Its capital Nuuk, on the southwestern coast, is a small town of 18,000 residents. Modern apartment blocks and colourful wooden cottages look out over a wide sea fjord.
Sitting on a hillside above the city, small 35-seat propeller planes take off and land from a tarmac airstrip. Currently anyone wishing to fly overseas first has to take one of these aircraft 200 miles (319km) north to a remote former military airport at Kangerlussuaq, and then change to a larger plane.
Built by the Americans during World World II, Kangerlussuaq is currently one of only two runways on Greenland long enough for big jets. The other is Narsarsuaq in the far south of the country, and that was also a former US military base.
But from the end of November, large planes will be able to land at Nuuk for the first time, thanks to a new longer runway, and a sleek new terminal building.
“I think it will be a big impact,” says Jens Lauridsen, the chief executive of operator Greenland Airports. “I’m sure we will see a lot of tourism, and we'll see a lot of change.”
As I visit, diggers are shifting piles of rubble along the edge of the extended runway, and the finishing touches are being applied to the new terminal.
From 28 November, direct flights to Nuuk will operate from Copenhagen, carrying more than 300 passengers.

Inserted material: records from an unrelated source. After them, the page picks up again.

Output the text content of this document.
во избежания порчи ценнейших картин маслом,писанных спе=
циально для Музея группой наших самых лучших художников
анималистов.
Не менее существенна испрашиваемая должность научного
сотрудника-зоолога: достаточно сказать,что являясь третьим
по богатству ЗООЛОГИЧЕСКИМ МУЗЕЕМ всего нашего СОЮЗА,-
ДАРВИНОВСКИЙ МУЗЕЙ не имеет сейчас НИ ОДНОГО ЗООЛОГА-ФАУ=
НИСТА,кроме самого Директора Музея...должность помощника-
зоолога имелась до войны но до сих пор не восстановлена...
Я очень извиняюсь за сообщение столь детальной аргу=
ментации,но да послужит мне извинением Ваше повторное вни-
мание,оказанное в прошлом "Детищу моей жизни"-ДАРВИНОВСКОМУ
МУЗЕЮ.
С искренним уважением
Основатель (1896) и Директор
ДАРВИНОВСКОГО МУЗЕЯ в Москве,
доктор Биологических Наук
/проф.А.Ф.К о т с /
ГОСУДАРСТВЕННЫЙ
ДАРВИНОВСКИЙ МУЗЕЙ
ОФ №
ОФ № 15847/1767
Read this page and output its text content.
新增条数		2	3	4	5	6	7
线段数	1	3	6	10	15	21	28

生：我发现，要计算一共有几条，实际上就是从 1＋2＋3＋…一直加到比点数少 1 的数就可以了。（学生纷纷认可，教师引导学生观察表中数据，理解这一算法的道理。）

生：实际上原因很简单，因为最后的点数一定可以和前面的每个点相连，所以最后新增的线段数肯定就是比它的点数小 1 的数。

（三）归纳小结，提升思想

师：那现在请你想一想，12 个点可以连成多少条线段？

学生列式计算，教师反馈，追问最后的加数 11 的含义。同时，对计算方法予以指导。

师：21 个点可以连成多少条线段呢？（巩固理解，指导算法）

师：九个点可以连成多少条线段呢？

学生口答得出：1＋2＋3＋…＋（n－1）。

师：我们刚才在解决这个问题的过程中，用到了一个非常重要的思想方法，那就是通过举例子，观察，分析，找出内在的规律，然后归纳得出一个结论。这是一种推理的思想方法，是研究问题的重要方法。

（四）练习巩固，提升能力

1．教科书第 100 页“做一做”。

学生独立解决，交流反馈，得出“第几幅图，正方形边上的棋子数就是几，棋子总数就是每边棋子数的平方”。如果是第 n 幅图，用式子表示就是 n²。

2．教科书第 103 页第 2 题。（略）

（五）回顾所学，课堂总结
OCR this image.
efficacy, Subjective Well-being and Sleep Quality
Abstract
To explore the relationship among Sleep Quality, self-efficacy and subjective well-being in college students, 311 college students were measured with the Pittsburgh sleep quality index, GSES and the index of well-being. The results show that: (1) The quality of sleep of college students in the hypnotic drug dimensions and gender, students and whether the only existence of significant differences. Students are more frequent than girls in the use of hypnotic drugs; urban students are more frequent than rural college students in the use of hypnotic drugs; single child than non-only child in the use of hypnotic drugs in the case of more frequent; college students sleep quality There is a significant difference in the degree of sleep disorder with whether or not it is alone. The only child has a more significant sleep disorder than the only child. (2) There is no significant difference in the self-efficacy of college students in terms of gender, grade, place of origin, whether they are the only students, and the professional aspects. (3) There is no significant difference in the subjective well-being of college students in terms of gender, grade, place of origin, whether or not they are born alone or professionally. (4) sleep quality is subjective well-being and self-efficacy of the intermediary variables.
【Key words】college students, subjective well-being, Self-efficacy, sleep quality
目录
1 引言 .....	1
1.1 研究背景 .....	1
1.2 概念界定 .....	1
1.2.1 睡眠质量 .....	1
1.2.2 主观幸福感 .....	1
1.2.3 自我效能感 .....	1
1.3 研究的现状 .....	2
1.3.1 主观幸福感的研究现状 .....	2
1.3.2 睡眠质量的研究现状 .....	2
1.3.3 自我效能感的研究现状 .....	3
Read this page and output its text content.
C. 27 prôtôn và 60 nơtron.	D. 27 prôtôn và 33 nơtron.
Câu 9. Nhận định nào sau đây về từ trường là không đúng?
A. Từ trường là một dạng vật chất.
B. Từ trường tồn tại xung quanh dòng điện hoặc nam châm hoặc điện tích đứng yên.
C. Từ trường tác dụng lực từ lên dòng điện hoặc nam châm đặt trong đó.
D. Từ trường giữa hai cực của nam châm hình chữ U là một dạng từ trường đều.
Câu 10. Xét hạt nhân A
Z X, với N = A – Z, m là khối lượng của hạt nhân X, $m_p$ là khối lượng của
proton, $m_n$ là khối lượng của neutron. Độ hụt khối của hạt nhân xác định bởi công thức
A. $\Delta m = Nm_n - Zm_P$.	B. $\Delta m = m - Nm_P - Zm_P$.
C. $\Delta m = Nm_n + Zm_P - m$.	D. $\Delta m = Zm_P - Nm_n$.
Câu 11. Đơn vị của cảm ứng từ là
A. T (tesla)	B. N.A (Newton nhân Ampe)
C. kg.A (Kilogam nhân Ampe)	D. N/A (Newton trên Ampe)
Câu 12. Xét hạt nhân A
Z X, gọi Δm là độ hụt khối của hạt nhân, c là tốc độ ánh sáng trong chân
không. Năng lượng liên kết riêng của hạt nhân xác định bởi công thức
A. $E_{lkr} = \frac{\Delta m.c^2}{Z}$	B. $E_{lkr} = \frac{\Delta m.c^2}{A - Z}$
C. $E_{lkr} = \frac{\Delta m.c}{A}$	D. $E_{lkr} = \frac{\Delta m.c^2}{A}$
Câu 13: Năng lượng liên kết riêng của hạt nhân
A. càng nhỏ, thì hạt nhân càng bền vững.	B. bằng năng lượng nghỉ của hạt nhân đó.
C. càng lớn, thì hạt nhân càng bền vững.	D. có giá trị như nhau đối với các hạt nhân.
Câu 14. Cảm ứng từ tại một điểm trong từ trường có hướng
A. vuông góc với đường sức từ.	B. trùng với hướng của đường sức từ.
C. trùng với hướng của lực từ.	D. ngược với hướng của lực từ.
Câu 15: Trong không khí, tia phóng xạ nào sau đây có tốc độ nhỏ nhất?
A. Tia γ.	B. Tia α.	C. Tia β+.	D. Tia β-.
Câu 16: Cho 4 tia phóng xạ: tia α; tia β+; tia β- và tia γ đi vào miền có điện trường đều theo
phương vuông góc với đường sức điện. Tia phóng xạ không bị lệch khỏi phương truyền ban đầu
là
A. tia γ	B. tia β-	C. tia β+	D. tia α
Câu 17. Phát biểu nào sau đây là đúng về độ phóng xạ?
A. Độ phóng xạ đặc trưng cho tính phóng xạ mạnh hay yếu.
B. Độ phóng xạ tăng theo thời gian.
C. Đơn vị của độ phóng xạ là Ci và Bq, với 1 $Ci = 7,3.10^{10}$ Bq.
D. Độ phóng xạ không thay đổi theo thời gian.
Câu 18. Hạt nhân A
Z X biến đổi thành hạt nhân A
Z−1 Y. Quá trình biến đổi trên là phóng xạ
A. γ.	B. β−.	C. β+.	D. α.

And next summer, United Airlines will begin flying from New York, as Nuuk becomes Greenland’s main travel hub.
“We have been shut from the whole world, and now we're going to open to the world,” says one young Nuuk resident. “It's so exciting that we're going to have the opportunity to travel from here to another country.”
In 2026, a second international airport will open in Greenland’s most popular tourist destination, the town of Ilulissat, 350 miles north of Nuuk. Ilulissat is renowned for the huge icebergs that float just off its coastline. A new regional airport, in Qaqartoq, the biggest town in the south of Greenland, will then follow.
Another young Greenlander from Nuuk, Isak Finn, says he won’t miss having to change plans at Kangerlussuaq. “It takes a long time. You have to wait, and then if there's bad weather or not enough planes, you get stuck there. It’s so annoying.”